Aber es fehlten die Mittel. Auch wollten die Missionäre abwarten, ob die Begeisterung nicht bald wieder schwinden werde. Aber die Prozessionen nahmen von Jahr zu Jahr zu. Die armen Christen sammelten unablässig für einen Neubau. Rührend ist es, zu sehen, wie diese armen Leute ihren Schnüre von Sapeken freudig in den Opferstock werfen.
Dank dem Edelmut dieser Armen haben die Missionäre ein Grundstück für den Neubau erwerben können und in diesem Sommer im Vertrauen auf die Hilfe aus Europa den Bau begonnen. Die neue Kirche soll ungefähr 2000 Menschen fassen. Den Turm wird ein Standbild U.L. Frau krönen, „damit Maria ihr neues Königreich besser überschauen und segnen könne.“
Welche Bedeutung der Bau für die Festigung und Ausbreitung des Christentums hat, leuchtet ein. Bei Heiden und Christen zeigen sich die segensreichen Früchte dieser Wallfahrten. Die Christen führt Maria so zur öfteren heiligen Kommunion und vertieft dadurch ihr Christentum.

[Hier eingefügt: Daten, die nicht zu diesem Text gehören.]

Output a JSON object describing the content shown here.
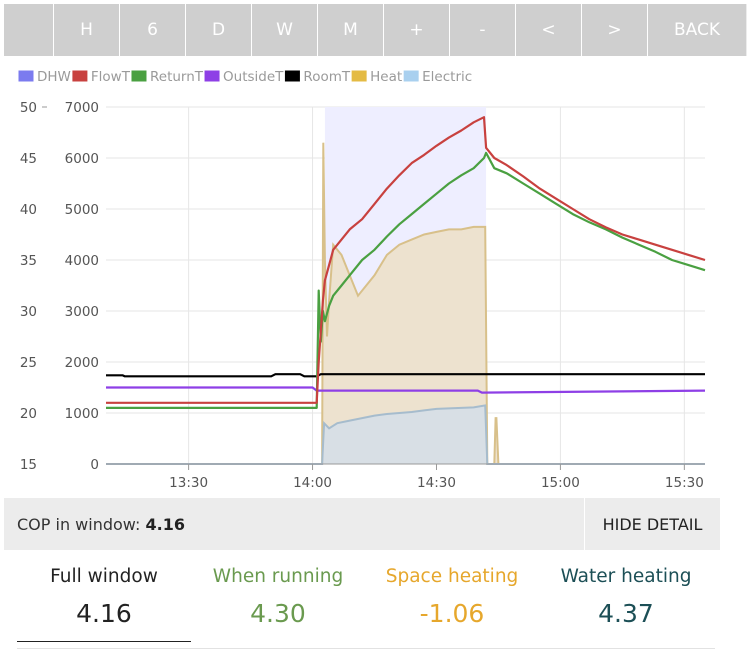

Auch die Heiden lernen die „gute Mutter der Christen“ lieben, wenden sich mit ihren Anliegen an sie, und manche finden so den Weg zur Kirche. Jetzt in den letzten Monaten hat sich ein angesehener Bürger von Ts’ing-Yan mit seiner ganzen Familie in die Kirche aufnehmen lassen. Seine Bekehrung wird gewiss nicht ohne Einfluss auf seine Mitbürger bleiben.
Manche von unseren Lesern und Leserinnen, die von der Mutter Gottes von Lourdes einen Hulderweis empfangen haben, suchen nach einer Gelegenheit, sich ihr erkenntlich zu erzeigen. Welche Votivtafel wäre Maria angenehmer als ein Baustein zu ihrem Gnadenthron im Heidenland!